An East Hampshire councillor has voiced his frustration after waiting almost a year for an NHS dentist appointment.

Cllr Andy Tree, Hampshire County Council’s independent member for Whitehill, Bordon and Lindford, phoned for an appointment in autumn last year.

To this day, he is still waiting for his appointment – but after phoning up the same practice and enquiring about private appointments, learned he could be seen within a week.

Cllr Tree fears that this bias towards seeing private patients instead of NHS ones could leave hundreds of people across Hampshire without the dental care they need.

He said: “I have been on a waiting list for an appointment since the autumn – but when I last phoned up I was told I could get one within a few days if I went private.

“If people cannot see their dentists on the NHS, and cannot afford to go private – as will be the case for many in East Hampshire – their dental health will deteriorate until it becomes a medical emergency.

“I wonder what motivation or encouragement dentists actually receive to see their NHS patients.”

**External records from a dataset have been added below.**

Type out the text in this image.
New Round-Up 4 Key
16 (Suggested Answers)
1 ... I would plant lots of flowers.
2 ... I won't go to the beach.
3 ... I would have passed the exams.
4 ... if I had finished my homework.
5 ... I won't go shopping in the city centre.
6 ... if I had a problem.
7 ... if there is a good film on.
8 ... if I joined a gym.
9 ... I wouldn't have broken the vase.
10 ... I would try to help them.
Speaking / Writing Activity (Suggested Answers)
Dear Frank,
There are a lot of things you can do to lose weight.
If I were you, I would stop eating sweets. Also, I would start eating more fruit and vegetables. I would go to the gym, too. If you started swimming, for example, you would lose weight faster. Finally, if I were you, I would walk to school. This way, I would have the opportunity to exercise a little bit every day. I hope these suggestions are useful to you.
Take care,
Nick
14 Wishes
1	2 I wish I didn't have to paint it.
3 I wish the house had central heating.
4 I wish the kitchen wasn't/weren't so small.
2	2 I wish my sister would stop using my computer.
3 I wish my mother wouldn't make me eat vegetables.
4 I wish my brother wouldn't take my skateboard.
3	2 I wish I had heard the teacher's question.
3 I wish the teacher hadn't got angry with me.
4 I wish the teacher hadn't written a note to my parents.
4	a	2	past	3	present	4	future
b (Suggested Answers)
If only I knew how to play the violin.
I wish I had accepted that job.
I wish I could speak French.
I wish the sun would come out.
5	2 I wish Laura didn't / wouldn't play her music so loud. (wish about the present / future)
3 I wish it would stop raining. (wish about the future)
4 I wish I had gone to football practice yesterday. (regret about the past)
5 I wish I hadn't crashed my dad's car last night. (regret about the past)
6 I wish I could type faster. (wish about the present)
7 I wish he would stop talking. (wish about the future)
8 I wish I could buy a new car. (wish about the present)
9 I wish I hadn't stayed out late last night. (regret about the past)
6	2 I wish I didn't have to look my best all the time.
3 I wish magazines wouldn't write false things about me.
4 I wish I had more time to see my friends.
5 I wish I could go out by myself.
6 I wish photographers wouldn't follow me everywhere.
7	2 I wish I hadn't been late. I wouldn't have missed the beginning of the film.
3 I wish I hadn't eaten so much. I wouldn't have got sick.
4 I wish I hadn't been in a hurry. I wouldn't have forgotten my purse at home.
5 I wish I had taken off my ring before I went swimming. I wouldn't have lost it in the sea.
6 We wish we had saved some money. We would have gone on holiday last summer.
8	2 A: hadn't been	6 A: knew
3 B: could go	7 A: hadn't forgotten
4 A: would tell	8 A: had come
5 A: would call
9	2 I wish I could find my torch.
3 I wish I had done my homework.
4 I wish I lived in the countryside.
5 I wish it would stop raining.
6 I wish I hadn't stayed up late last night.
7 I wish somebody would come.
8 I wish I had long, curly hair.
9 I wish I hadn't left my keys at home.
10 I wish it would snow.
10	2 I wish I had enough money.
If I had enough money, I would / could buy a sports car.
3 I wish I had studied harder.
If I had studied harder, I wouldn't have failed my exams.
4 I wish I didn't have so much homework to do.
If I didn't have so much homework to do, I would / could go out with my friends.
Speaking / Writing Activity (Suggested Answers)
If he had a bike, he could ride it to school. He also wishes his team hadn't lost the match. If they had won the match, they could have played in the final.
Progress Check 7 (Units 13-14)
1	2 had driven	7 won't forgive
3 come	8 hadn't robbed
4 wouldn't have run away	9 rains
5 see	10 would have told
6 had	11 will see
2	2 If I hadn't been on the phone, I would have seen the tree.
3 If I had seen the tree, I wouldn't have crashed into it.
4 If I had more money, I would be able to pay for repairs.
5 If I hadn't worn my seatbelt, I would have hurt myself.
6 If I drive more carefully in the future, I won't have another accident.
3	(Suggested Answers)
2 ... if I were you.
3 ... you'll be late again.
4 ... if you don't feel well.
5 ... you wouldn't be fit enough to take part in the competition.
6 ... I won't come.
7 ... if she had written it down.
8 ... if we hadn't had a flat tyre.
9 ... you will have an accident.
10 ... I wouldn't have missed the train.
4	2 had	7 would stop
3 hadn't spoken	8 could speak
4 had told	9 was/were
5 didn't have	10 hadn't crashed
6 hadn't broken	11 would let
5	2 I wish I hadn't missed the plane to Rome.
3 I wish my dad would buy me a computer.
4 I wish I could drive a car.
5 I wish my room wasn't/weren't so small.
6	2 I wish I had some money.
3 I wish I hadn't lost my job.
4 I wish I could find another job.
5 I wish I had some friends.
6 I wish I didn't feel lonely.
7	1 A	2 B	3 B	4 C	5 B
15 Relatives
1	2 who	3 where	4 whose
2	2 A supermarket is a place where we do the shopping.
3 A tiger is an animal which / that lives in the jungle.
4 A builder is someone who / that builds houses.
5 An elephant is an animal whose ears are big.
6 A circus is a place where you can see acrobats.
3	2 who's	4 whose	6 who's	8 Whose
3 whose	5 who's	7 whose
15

According to NHS England, dentists in Hampshire are currently working at a 95 per cent capacity, having reduced their hours during the Covid-19 pandemic.

This has created a backlog, health bosses say, but there is no indication of when that waiting list will be cleared.

Alison Cross from NHS England said: “Without additional funding, it won’t be a level playing field.

“There are a number of practices across Hampshire and the Isle of Wight that are underperforming, and we are aware of that.

“But for the moment we are stuck with what we’ve got.”

A recent report by the Association of Dental Groups showed Portsmouth CCG has the seventh lowest number of NHS dentists per 100,000 in the country, at 42.

It also found Hampshire, Southampton and Isle of Wight CCG at 15th lowest, with 45 NHS Dentists per 100,000.

Labour MP for Portsmouth South, Stephen Morgan, said the £6.8m funding given to dentistry in the south east earlier this year was “wholly insufficient”.

“It’s clear to me from speaking to local dentistry representatives and practitioners that government funding allocated in January is wholly insufficient, rapidly turning Portsmouth into a dental desert,” he said.

“Tory ministers need to stop sitting on their hands, engage with the challenges and urgently intervene to deliver the NHS dentistry we deserve.”